Not exactly. But the line separating the two is becoming increasingly blurred. Today’s airlines operate in a world where passengers expect low fares but also want convenience and comfort. To survive, many carriers are trying to create hybrid models that combine elements of both.
Passengers get a lower base fare and then choose which services they want to pay for. The result is greater flexibility, but also greater complexity. The final cost of travel increasingly depends on the choices a passenger makes after booking.
For airlines, this model offers new revenue opportunities. For travellers, it means paying closer attention to what is, and is not, included in the ticket price.
Could Other Airlines Also Follow?
The debate over complimentary meals reflects the future of air travel. India is one of the world’s fastest-growing aviation markets. It handles roughly 350 million air passengers annually. The number of airports in the country has surged from 74 in 2014 to 163, with a target to reach over 350 airports by 2047.

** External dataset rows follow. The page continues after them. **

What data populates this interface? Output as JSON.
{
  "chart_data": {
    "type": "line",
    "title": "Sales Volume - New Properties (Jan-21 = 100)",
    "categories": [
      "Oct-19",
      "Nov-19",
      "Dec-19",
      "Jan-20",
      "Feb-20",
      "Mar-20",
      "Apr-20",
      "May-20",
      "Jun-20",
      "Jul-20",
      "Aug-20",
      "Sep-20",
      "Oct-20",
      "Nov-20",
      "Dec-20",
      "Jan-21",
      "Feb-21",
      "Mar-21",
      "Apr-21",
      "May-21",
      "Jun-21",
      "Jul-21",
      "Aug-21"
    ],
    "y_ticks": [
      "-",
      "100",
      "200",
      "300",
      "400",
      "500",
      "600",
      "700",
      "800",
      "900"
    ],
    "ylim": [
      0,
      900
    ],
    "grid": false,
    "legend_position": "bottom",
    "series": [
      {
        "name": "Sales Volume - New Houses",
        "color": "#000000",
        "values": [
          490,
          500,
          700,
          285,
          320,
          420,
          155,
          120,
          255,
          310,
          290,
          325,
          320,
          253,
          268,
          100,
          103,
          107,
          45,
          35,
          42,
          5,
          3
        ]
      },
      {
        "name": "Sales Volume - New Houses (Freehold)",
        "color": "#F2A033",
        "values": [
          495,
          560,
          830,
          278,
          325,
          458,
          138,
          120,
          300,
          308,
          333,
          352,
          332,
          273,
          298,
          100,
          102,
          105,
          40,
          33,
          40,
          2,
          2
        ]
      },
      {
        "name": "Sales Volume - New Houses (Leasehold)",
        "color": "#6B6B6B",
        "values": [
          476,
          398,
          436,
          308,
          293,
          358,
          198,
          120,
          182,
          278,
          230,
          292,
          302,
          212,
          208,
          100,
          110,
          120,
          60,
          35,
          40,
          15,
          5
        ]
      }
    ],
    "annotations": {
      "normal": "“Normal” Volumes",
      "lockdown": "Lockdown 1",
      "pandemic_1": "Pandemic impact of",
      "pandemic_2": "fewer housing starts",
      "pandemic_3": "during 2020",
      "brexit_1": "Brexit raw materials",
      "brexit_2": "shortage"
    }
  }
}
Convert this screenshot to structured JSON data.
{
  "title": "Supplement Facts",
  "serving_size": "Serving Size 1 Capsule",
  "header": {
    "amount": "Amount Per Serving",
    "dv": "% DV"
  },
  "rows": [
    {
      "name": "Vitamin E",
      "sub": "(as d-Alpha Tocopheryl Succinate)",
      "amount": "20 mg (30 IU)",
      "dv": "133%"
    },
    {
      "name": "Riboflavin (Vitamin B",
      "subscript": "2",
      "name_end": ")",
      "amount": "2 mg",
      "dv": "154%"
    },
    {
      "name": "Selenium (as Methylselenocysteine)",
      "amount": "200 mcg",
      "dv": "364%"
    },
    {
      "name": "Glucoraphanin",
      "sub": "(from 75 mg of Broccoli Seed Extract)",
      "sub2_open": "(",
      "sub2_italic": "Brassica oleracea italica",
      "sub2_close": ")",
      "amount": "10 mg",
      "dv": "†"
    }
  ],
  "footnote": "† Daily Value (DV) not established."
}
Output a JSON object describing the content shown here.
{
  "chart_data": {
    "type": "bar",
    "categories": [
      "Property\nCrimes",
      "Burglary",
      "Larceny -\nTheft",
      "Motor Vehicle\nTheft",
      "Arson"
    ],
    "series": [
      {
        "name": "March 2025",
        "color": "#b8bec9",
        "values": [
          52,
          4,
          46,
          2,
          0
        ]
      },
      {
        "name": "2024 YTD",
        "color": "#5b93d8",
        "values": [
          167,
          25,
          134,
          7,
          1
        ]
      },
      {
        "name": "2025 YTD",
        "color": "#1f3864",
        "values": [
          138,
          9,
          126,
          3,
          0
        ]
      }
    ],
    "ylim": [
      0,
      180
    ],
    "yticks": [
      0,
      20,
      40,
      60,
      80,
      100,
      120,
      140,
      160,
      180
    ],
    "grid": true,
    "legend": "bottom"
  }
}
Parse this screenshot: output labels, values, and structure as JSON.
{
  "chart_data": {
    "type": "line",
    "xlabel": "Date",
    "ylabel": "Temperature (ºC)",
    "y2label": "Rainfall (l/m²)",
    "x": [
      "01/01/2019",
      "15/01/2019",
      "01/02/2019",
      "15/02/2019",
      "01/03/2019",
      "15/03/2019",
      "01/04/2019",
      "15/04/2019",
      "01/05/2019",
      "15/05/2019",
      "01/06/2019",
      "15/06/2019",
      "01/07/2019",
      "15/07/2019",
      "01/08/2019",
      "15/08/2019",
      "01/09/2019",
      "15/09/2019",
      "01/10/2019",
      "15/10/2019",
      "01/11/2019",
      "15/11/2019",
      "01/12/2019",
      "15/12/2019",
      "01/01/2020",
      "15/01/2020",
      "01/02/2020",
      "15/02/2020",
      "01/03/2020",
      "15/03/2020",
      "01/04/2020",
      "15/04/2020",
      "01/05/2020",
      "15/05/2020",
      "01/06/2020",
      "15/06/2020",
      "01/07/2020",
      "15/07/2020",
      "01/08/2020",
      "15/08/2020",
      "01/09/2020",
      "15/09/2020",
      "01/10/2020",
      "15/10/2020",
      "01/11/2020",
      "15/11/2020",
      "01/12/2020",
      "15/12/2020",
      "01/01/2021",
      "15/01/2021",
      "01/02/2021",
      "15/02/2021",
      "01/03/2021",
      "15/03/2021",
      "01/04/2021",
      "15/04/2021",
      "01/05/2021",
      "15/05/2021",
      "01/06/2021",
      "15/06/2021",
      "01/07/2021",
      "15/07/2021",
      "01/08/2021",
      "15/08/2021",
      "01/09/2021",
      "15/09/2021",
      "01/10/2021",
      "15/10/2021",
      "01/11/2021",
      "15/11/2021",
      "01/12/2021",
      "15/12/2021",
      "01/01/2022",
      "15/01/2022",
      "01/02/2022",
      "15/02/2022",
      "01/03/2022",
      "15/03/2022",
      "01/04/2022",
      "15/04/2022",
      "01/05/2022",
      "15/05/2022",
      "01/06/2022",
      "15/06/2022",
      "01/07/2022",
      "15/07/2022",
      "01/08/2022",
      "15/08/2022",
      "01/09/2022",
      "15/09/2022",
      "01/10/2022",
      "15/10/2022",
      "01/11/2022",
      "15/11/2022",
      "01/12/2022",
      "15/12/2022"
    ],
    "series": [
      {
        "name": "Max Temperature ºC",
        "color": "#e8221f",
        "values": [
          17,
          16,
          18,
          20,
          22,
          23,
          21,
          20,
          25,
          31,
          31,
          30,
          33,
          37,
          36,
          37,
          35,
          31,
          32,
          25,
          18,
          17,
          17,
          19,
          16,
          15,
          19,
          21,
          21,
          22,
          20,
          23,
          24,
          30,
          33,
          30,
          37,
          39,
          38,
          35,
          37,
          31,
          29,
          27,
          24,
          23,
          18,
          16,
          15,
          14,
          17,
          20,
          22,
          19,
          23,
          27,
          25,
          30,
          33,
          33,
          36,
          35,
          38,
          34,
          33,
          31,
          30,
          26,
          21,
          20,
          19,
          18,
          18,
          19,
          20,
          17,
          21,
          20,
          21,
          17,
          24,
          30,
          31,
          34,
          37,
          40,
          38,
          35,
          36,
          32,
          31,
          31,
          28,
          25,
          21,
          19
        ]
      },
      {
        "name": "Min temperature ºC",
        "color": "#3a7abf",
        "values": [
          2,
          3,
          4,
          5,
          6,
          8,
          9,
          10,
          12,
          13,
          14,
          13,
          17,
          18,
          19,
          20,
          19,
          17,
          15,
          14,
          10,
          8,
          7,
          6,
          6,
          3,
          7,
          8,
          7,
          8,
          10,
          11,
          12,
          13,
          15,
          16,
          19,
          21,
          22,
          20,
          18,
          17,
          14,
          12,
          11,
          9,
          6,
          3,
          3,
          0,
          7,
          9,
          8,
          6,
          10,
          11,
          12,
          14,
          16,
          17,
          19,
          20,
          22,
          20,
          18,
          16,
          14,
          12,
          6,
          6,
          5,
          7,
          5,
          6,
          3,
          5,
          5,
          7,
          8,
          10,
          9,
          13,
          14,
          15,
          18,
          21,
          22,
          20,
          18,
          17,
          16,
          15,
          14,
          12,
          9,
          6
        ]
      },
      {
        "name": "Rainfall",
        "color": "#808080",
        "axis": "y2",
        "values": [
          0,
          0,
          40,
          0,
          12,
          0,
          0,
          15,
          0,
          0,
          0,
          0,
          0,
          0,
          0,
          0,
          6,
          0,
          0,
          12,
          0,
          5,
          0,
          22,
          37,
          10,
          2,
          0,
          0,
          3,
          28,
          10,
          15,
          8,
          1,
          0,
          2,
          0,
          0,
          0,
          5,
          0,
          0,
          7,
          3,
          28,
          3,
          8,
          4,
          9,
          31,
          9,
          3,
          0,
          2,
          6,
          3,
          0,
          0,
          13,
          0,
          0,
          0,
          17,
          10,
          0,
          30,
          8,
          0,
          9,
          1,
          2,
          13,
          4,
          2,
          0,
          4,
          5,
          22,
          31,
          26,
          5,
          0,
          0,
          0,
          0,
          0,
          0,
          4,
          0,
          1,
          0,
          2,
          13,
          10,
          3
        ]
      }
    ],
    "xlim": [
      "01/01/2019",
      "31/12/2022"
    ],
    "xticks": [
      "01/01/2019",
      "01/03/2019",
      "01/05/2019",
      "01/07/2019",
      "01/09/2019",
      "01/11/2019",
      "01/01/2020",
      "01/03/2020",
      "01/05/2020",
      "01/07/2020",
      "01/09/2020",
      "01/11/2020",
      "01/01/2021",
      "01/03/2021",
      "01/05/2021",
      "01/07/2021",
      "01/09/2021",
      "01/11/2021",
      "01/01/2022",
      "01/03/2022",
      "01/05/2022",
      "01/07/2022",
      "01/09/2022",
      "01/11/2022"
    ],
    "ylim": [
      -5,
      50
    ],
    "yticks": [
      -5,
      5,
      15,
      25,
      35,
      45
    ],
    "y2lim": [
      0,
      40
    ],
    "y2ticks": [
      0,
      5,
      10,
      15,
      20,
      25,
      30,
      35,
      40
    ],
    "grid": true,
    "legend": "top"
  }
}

According to McKinsey data, ULCCs outperformed legacy airlines across the world from 2012 through 2019. This trend was especially pronounced in the years leading up to the Covid-19 pandemic, when ULCCs benefited from structurally leaner cost bases than legacy carriers, thanks to simplified operations and lower overhead and labour costs.
Almost all major US and European legacy carriers (e.g., Delta, American, British Airways) sell “Basic Economy” tickets that exclude checked bags and advance seat assignments.
Carriers like United Airlines, Lufthansa Group, Air France, and Qatar Airways offer unbundled Business Class tiers (sometimes called ‘Light’ or ‘Base’ fares) that do not include lounge access, flexible ticket changes, or advance seat assignments.
Whether Air India will stop serving free meals is not the bigger question. It seems that the era of the traditional full-service airline — where most services came bundled into the ticket price — is slowly coming to an end.